OpenNebula
This could have been the first article of this blog. OpenNebula is a modular cloud-oriented solution that could be compared to OpenStack, driving heterogeneous infrastructure, orchestrating storage, network and hypervisors configuration.
In the last 7 months, I’ve been using OpenNebula with Ceph to virtualize my main services, such as my mail server (200GB storage), my nntp index (200GB mysql DB, 300GB data), my wiki, plex, sabnzbd, … pretty much everything, except my DHCP, DNS, web cache and LDAP services.
A few before leaving Smile, I also used OpenNebula and Ceph to store our system logs, involving Elasticsearch, Kibana and rsyslog-om-elasticsearch (right: no logstash).
This week, some customer of mine was asking for a solution that would allow him to host several Cpanel VPS, knowing he already had a site dealing with customer accounts and billing. After refusing to use my scripts deploying Xen or KVM virtual machines, as well as some Proxmox-based setup, we ended up talking about OpenNebula.

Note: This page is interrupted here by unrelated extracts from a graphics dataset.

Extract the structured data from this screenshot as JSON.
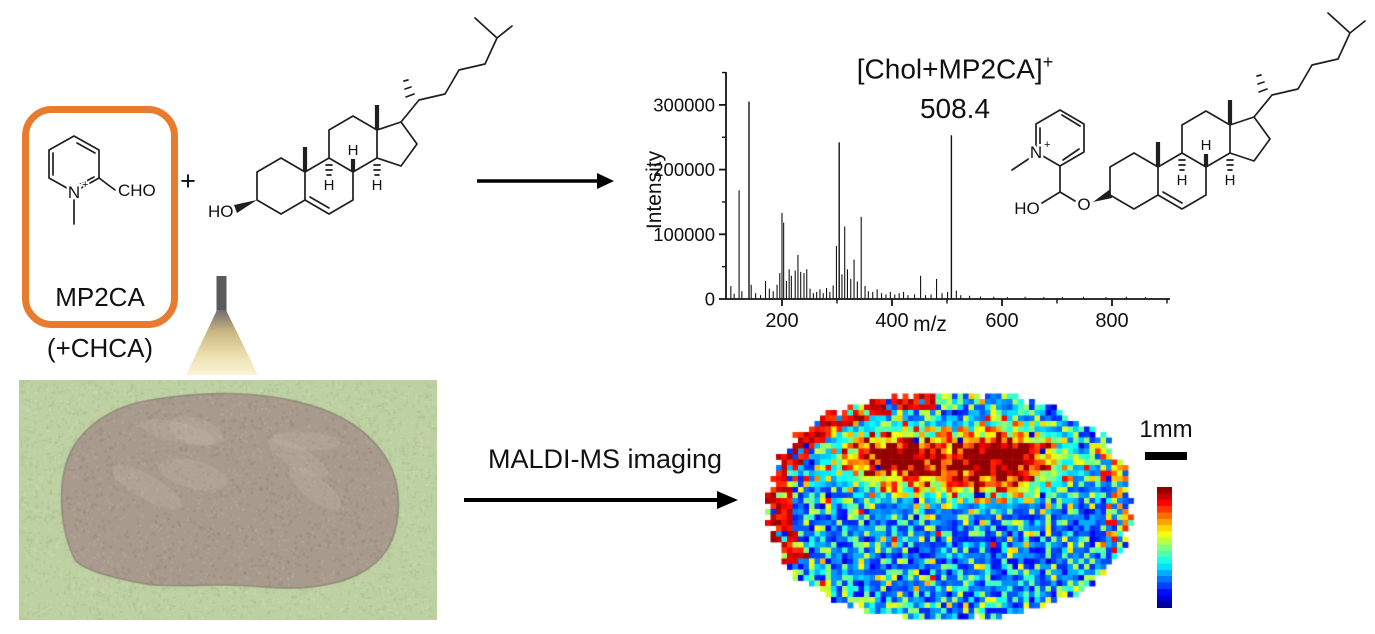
{
  "figure": {
    "reagent_box": {
      "label": "MP2CA",
      "sub_label": "(+CHCA)",
      "border_color": "#e87b2d"
    },
    "plus_sign": "+",
    "atoms": {
      "ho": "HO",
      "cho": "CHO",
      "n": "N",
      "n_charge": "+",
      "o": "O",
      "h": "H"
    },
    "maldi_label": "MALDI-MS imaging",
    "scale_bar_label": "1mm"
  },
  "chart_data": {
    "type": "bar",
    "title": "[Chol+MP2CA]+ 508.4 mass spectrum",
    "annotation_label": "[Chol+MP2CA]",
    "annotation_sup": "+",
    "annotation_value": "508.4",
    "xlabel": "m/z",
    "ylabel": "Intensity",
    "xlim": [
      98,
      905
    ],
    "ylim": [
      0,
      350000
    ],
    "xticks": [
      200,
      400,
      600,
      800
    ],
    "yticks": [
      0,
      100000,
      200000,
      300000
    ],
    "x_minor_ticks": [
      300,
      500,
      700,
      900
    ],
    "y_minor_ticks": [
      50000,
      150000,
      250000,
      350000
    ],
    "grid": false,
    "legend": false,
    "peaks": [
      [
        107,
        20000
      ],
      [
        113,
        8000
      ],
      [
        122,
        168000
      ],
      [
        127,
        12000
      ],
      [
        140,
        305000
      ],
      [
        144,
        22000
      ],
      [
        152,
        9000
      ],
      [
        161,
        6000
      ],
      [
        170,
        28000
      ],
      [
        177,
        16000
      ],
      [
        184,
        12000
      ],
      [
        191,
        22000
      ],
      [
        196,
        40000
      ],
      [
        200,
        133000
      ],
      [
        203,
        118000
      ],
      [
        208,
        28000
      ],
      [
        213,
        46000
      ],
      [
        217,
        36000
      ],
      [
        224,
        44000
      ],
      [
        229,
        68000
      ],
      [
        234,
        42000
      ],
      [
        240,
        40000
      ],
      [
        245,
        46000
      ],
      [
        251,
        16000
      ],
      [
        257,
        9000
      ],
      [
        263,
        11000
      ],
      [
        269,
        15000
      ],
      [
        275,
        9000
      ],
      [
        281,
        17000
      ],
      [
        287,
        11000
      ],
      [
        293,
        21000
      ],
      [
        299,
        82000
      ],
      [
        304,
        242000
      ],
      [
        309,
        38000
      ],
      [
        314,
        112000
      ],
      [
        319,
        46000
      ],
      [
        325,
        31000
      ],
      [
        331,
        61000
      ],
      [
        337,
        27000
      ],
      [
        344,
        127000
      ],
      [
        351,
        20000
      ],
      [
        357,
        12000
      ],
      [
        365,
        11000
      ],
      [
        373,
        15000
      ],
      [
        381,
        9000
      ],
      [
        389,
        7000
      ],
      [
        397,
        11000
      ],
      [
        405,
        7000
      ],
      [
        413,
        9000
      ],
      [
        421,
        11000
      ],
      [
        429,
        6000
      ],
      [
        441,
        7000
      ],
      [
        452,
        36000
      ],
      [
        461,
        6000
      ],
      [
        471,
        7000
      ],
      [
        481,
        31000
      ],
      [
        491,
        9000
      ],
      [
        501,
        11000
      ],
      [
        508,
        253000
      ],
      [
        517,
        13000
      ],
      [
        525,
        6000
      ],
      [
        541,
        5000
      ],
      [
        561,
        4000
      ],
      [
        585,
        3500
      ],
      [
        610,
        3000
      ],
      [
        642,
        3500
      ],
      [
        676,
        3000
      ],
      [
        710,
        3000
      ],
      [
        748,
        3500
      ],
      [
        789,
        3000
      ],
      [
        826,
        3500
      ],
      [
        861,
        3000
      ]
    ]
  },
  "heatmap": {
    "seed": 20,
    "palette": "jet",
    "min_color": "#00007f",
    "max_color": "#7f0000"
  },
  "tissue": {
    "seed": 7,
    "background_color": "#bdd0a2",
    "tissue_color": "#a89a8d"
  },
  "colorbar": {
    "steps": 19,
    "top_color": "#7f0000",
    "bottom_color": "#00007f"
  }
}
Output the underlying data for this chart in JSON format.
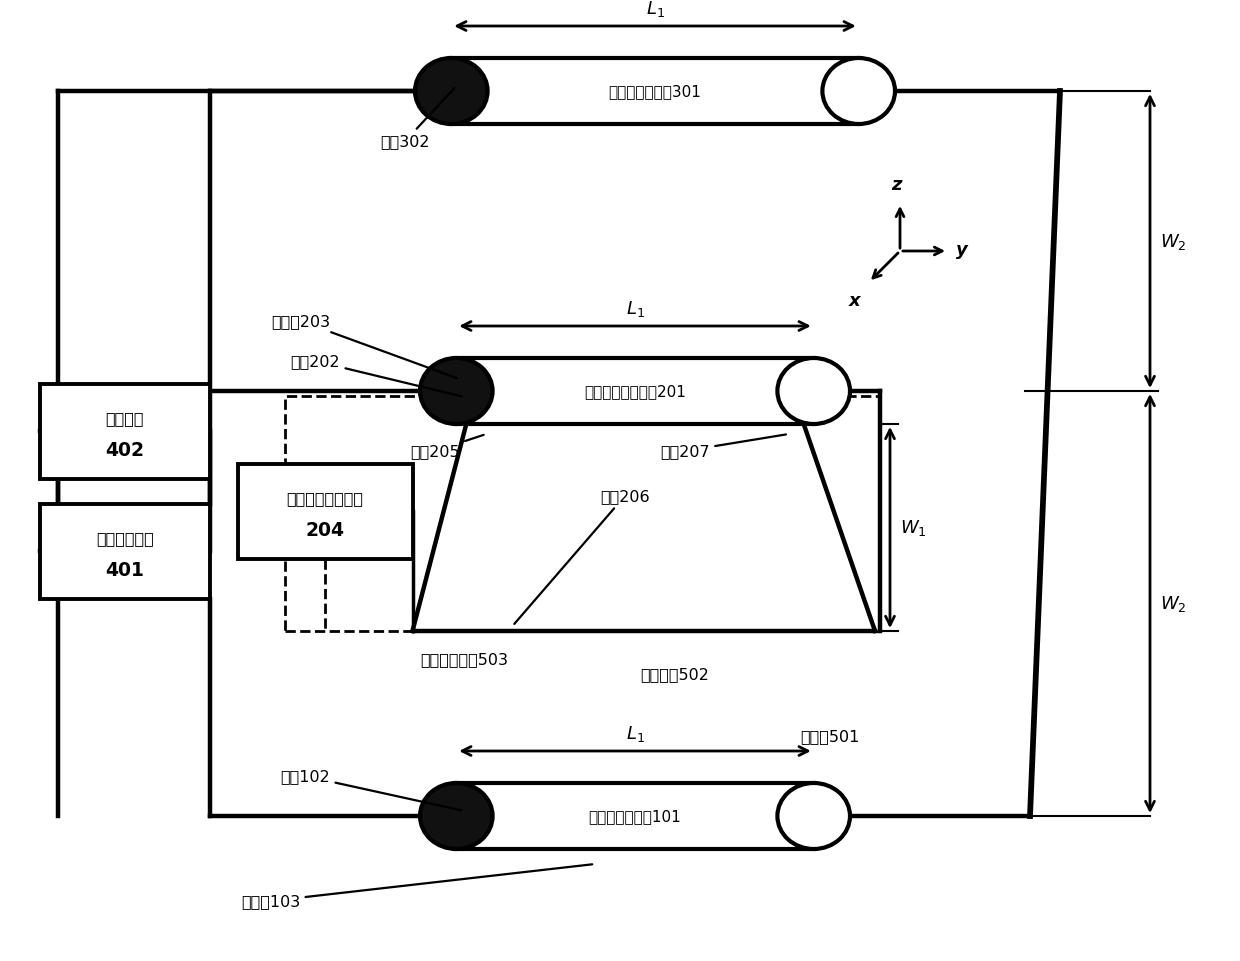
{
  "bg_color": "#ffffff",
  "line_color": "#000000",
  "labels": {
    "cable301": "主回路受试电缪301",
    "cable201": "辅助回路受试电缪201",
    "cable101": "主回路受试电缪101",
    "load402_l1": "安全负载",
    "load402_l2": "402",
    "power401_l1": "交流变频电源",
    "power401_l2": "401",
    "circuit204_l1": "屏蔽系数测试回路",
    "circuit204_l2": "204",
    "xinxian302": "芚线302",
    "shielding203": "屏蔽层203",
    "xinxian202": "芚线202",
    "copper205": "铜线205",
    "copper206": "铜线206",
    "copper207": "铜线207",
    "ground503": "接地阻抗回路503",
    "aux502": "辅助回路502",
    "main501": "主回路501",
    "xinxian102": "芚线102",
    "shielding103": "屏蔽层103",
    "L1": "$L_1$",
    "W1": "$W_1$",
    "W2": "$W_2$",
    "z_label": "z",
    "y_label": "y",
    "x_label": "x"
  }
}
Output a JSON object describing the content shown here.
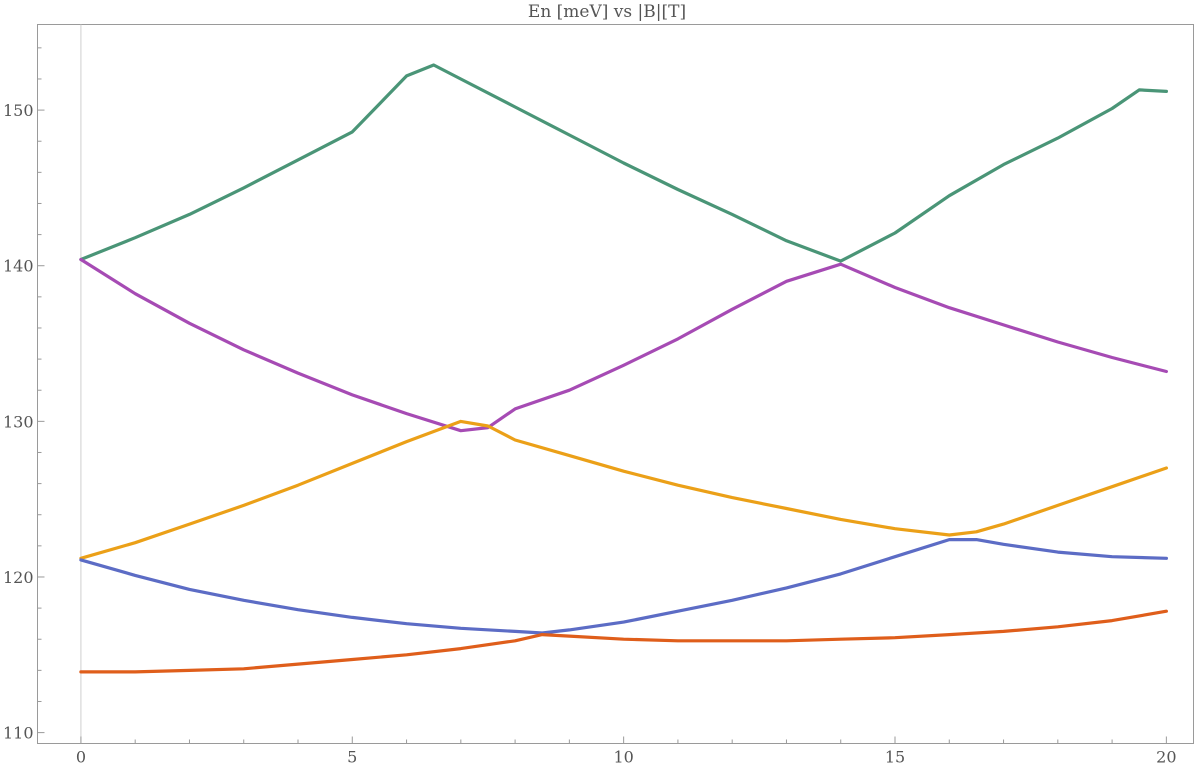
{
  "chart_data": {
    "type": "line",
    "title": "En [meV] vs |B|[T]",
    "xlabel": "",
    "ylabel": "",
    "xlim": [
      -0.8,
      20.5
    ],
    "ylim": [
      109.3,
      155.5
    ],
    "xticks": [
      0,
      5,
      10,
      15,
      20
    ],
    "yticks": [
      110,
      120,
      130,
      140,
      150
    ],
    "xtick_labels": [
      "0",
      "5",
      "10",
      "15",
      "20"
    ],
    "ytick_labels": [
      "110",
      "120",
      "130",
      "140",
      "150"
    ],
    "grid": false,
    "legend": "none",
    "series": [
      {
        "color": "#4a9577",
        "points": [
          [
            0,
            140.4
          ],
          [
            1,
            141.8
          ],
          [
            2,
            143.3
          ],
          [
            3,
            145.0
          ],
          [
            4,
            146.8
          ],
          [
            5,
            148.6
          ],
          [
            6,
            152.2
          ],
          [
            6.5,
            152.9
          ],
          [
            7,
            152.0
          ],
          [
            8,
            150.2
          ],
          [
            9,
            148.4
          ],
          [
            10,
            146.6
          ],
          [
            11,
            144.9
          ],
          [
            12,
            143.3
          ],
          [
            13,
            141.6
          ],
          [
            14,
            140.3
          ],
          [
            15,
            142.1
          ],
          [
            16,
            144.5
          ],
          [
            17,
            146.5
          ],
          [
            18,
            148.2
          ],
          [
            19,
            150.1
          ],
          [
            19.5,
            151.3
          ],
          [
            20,
            151.2
          ]
        ]
      },
      {
        "color": "#a64bb4",
        "points": [
          [
            0,
            140.4
          ],
          [
            1,
            138.2
          ],
          [
            2,
            136.3
          ],
          [
            3,
            134.6
          ],
          [
            4,
            133.1
          ],
          [
            5,
            131.7
          ],
          [
            6,
            130.5
          ],
          [
            7,
            129.4
          ],
          [
            7.5,
            129.6
          ],
          [
            8,
            130.8
          ],
          [
            9,
            132.0
          ],
          [
            10,
            133.6
          ],
          [
            11,
            135.3
          ],
          [
            12,
            137.2
          ],
          [
            13,
            139.0
          ],
          [
            14,
            140.1
          ],
          [
            15,
            138.6
          ],
          [
            16,
            137.3
          ],
          [
            17,
            136.2
          ],
          [
            18,
            135.1
          ],
          [
            19,
            134.1
          ],
          [
            20,
            133.2
          ]
        ]
      },
      {
        "color": "#eba018",
        "points": [
          [
            0,
            121.2
          ],
          [
            1,
            122.2
          ],
          [
            2,
            123.4
          ],
          [
            3,
            124.6
          ],
          [
            4,
            125.9
          ],
          [
            5,
            127.3
          ],
          [
            6,
            128.7
          ],
          [
            7,
            130.0
          ],
          [
            7.5,
            129.7
          ],
          [
            8,
            128.8
          ],
          [
            9,
            127.8
          ],
          [
            10,
            126.8
          ],
          [
            11,
            125.9
          ],
          [
            12,
            125.1
          ],
          [
            13,
            124.4
          ],
          [
            14,
            123.7
          ],
          [
            15,
            123.1
          ],
          [
            16,
            122.7
          ],
          [
            16.5,
            122.9
          ],
          [
            17,
            123.4
          ],
          [
            18,
            124.6
          ],
          [
            19,
            125.8
          ],
          [
            20,
            127.0
          ]
        ]
      },
      {
        "color": "#5c6cc5",
        "points": [
          [
            0,
            121.1
          ],
          [
            1,
            120.1
          ],
          [
            2,
            119.2
          ],
          [
            3,
            118.5
          ],
          [
            4,
            117.9
          ],
          [
            5,
            117.4
          ],
          [
            6,
            117.0
          ],
          [
            7,
            116.7
          ],
          [
            8,
            116.5
          ],
          [
            8.5,
            116.4
          ],
          [
            9,
            116.6
          ],
          [
            10,
            117.1
          ],
          [
            11,
            117.8
          ],
          [
            12,
            118.5
          ],
          [
            13,
            119.3
          ],
          [
            14,
            120.2
          ],
          [
            15,
            121.3
          ],
          [
            16,
            122.4
          ],
          [
            16.5,
            122.4
          ],
          [
            17,
            122.1
          ],
          [
            18,
            121.6
          ],
          [
            19,
            121.3
          ],
          [
            20,
            121.2
          ]
        ]
      },
      {
        "color": "#df5e1b",
        "points": [
          [
            0,
            113.9
          ],
          [
            1,
            113.9
          ],
          [
            2,
            114.0
          ],
          [
            3,
            114.1
          ],
          [
            4,
            114.4
          ],
          [
            5,
            114.7
          ],
          [
            6,
            115.0
          ],
          [
            7,
            115.4
          ],
          [
            8,
            115.9
          ],
          [
            8.5,
            116.3
          ],
          [
            9,
            116.2
          ],
          [
            10,
            116.0
          ],
          [
            11,
            115.9
          ],
          [
            12,
            115.9
          ],
          [
            13,
            115.9
          ],
          [
            14,
            116.0
          ],
          [
            15,
            116.1
          ],
          [
            16,
            116.3
          ],
          [
            17,
            116.5
          ],
          [
            18,
            116.8
          ],
          [
            19,
            117.2
          ],
          [
            20,
            117.8
          ]
        ]
      }
    ]
  }
}
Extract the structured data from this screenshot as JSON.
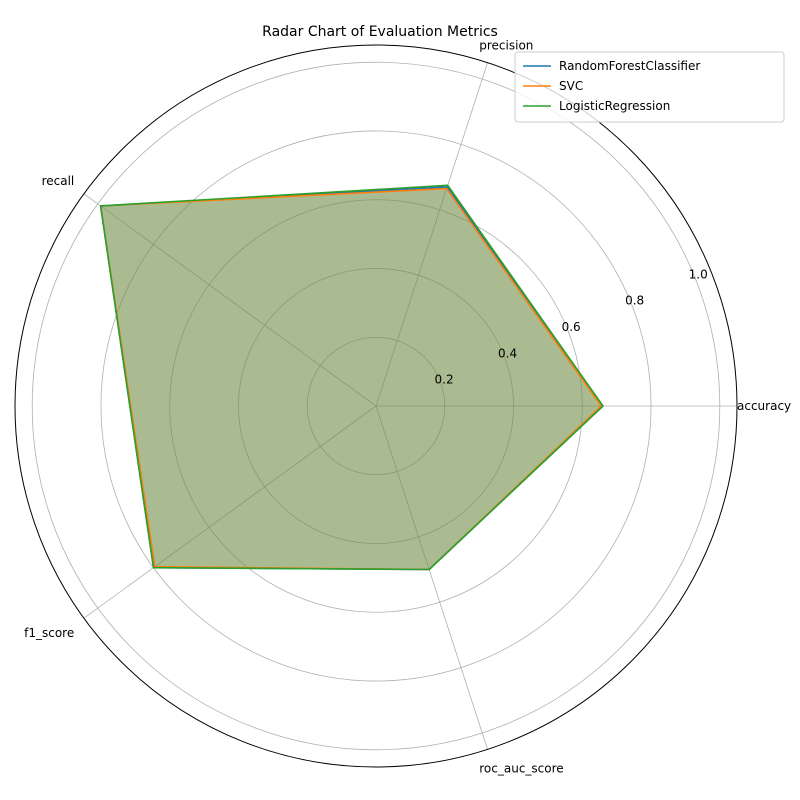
{
  "chart_data": {
    "type": "radar",
    "title": "Radar Chart of Evaluation Metrics",
    "categories": [
      "accuracy",
      "precision",
      "recall",
      "f1_score",
      "roc_auc_score"
    ],
    "radial_ticks": [
      "0.2",
      "0.4",
      "0.6",
      "0.8",
      "1.0"
    ],
    "rlim": [
      0,
      1.05
    ],
    "grid": true,
    "legend_position": "top-right",
    "series": [
      {
        "name": "RandomForestClassifier",
        "color": "#1f77b4",
        "values": [
          0.66,
          0.67,
          0.99,
          0.8,
          0.5
        ]
      },
      {
        "name": "SVC",
        "color": "#ff7f0e",
        "values": [
          0.655,
          0.665,
          0.99,
          0.795,
          0.5
        ]
      },
      {
        "name": "LogisticRegression",
        "color": "#2ca02c",
        "values": [
          0.66,
          0.675,
          0.99,
          0.8,
          0.5
        ]
      }
    ]
  }
}
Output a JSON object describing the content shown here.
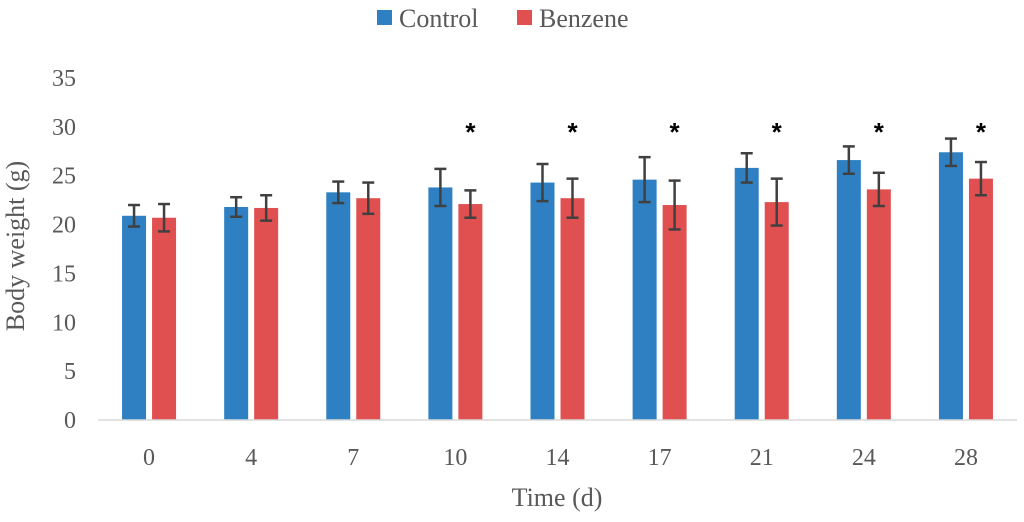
{
  "chart_data": {
    "type": "bar",
    "title": "",
    "xlabel": "Time (d)",
    "ylabel": "Body weight (g)",
    "ylim": [
      0,
      35
    ],
    "yticks": [
      0,
      5,
      10,
      15,
      20,
      25,
      30,
      35
    ],
    "grid": false,
    "legend_position": "top-center",
    "categories": [
      "0",
      "4",
      "7",
      "10",
      "14",
      "17",
      "21",
      "24",
      "28"
    ],
    "series": [
      {
        "name": "Control",
        "color": "#2e80c2",
        "values": [
          20.9,
          21.8,
          23.3,
          23.8,
          24.3,
          24.6,
          25.8,
          26.6,
          27.4
        ],
        "errors": [
          1.1,
          1.0,
          1.1,
          1.9,
          1.9,
          2.3,
          1.5,
          1.4,
          1.4
        ]
      },
      {
        "name": "Benzene",
        "color": "#e05050",
        "values": [
          20.7,
          21.7,
          22.7,
          22.1,
          22.7,
          22.0,
          22.3,
          23.6,
          24.7
        ],
        "errors": [
          1.4,
          1.3,
          1.6,
          1.4,
          2.0,
          2.5,
          2.4,
          1.7,
          1.7
        ]
      }
    ],
    "significance": [
      "",
      "",
      "",
      "*",
      "*",
      "*",
      "*",
      "*",
      "*"
    ]
  }
}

The service is based on a single SoYouStart dedicated host, 32GB RAM, 2x2T disks and a few public IPs.
Sadly, OpenNebula is still not available for Debian Jessie. Trying to install Wheezy packages, I met with some dependency issues, regarding libxmlrpc. In the end, I reinstalled the server with the latest Wheezy.
From there, installing Sunstone, OpenNebula host utils, registering localhost to my compute nodes and my LVM to my datastores took a couple hours.
Then, I started installing centos7 using virt-install and vnc, building cpanel, installing csf, adding my scripts configuring network according to nebula context media, … the cloud was operational five hours after Wheezy was installed.
I finished by writing some training support (15 pages, mostly screenshots) explaining the few actions required to create a VM for a new customer, suspend his account, backup his disks, and eventually purge his resources.
At first glance, using OpenNebula to drive virtualization services on a single host could seem overkill, to say the least.
Though having a customer that don’t want to know what a shell looks like, and when even Proxmox is not an acceptable answer, I feel confident OpenNebula could be way more useful than we give it credit for.